From 6th to 8th grade, the boys in my class played one game, and one game only at morning recess and lunch - Animal Soccer.
The rules were simple - you must kick the ball into the goal to score. That was the only rule. (We used a ball around 3 inches in diameter).
And everybody played - from the Cool Kid to the Four-Eyed Fat Boy. There were cuts and scrapes, and the occasional sprain or nasty bloody nose. It probably didn’t help that we were playing on asphalt.
I earned my grade-school nickname from the game - Truck (my signature move was, on defense, to barrel into the scrum fighting over the ball and knock the scrum away from our goal.)
And where were our teachers during this violent display of male aggression? Likely in the teacher’s lounge, thankful that we were doing this instead of getting into fights, breaking things, or picking on the 5th graders - those annoying little runts.
A quick inventory reveals around 13 scars on my body, all but one received before the age of 14, and none due to surgery or the like. And I got no scars from the 3 or 4 times I fell through the ice while skating, or got held down too long while roughhousing in the pool, or sprained an ankle jumping off low cliffs over the creeks near home.
Any one of the incidents that caused those scars could have resulted in a much more serious injury, but none did.

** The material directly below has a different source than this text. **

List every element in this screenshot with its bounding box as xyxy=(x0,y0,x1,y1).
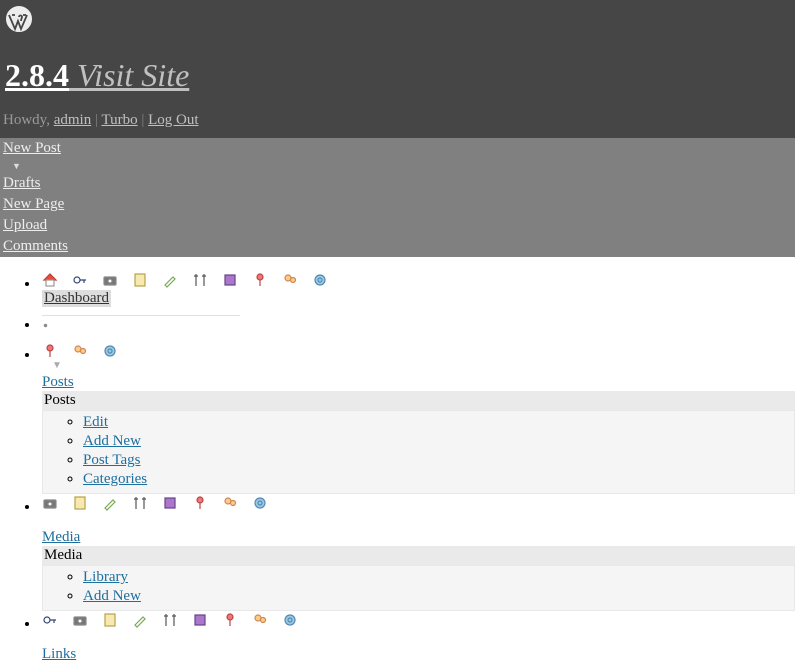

And that doesn’t mean I was lucky - it means I was normal. This nation just doesn’t know jack shit about statistics, and it really has screwed us up. Every person who campaigns for mandatory bike helmet laws, or closely supervised play, or seat belt laws or the like seems to forget that their parents were around to bear them despite the fact that their parents never heard of a bike helmet, never even saw an adult during most of their summer days, and learned to drive in cars in which lap belts were optional equipment.
And the world really isn’t more dangerous now. There are simply more of us, so the miniscule odds of something bad happening means that more people get the bad luck. But that doesn’t mean that, individually, it is more likely that you or I, or those kids playing, are going to get seriously hurt.
And before you ask, yes, I wear a bike helmet, and I keep an eye on my neices when I babysit, and I buckle my seat belt. But by doing all those things, I haven’t appreciably improved my or my neices odds of avoiding serious injury - because the odds were overwhelmingly that no one was going to get injured in the first place.
I’m kind of rambling, but I hope you get my point. People, even kids, get hurt and even get killed. But I submit that the damage done to everyone by this panicky attitude towards risk is much greater than all the broken arms and black eyes that actually happen.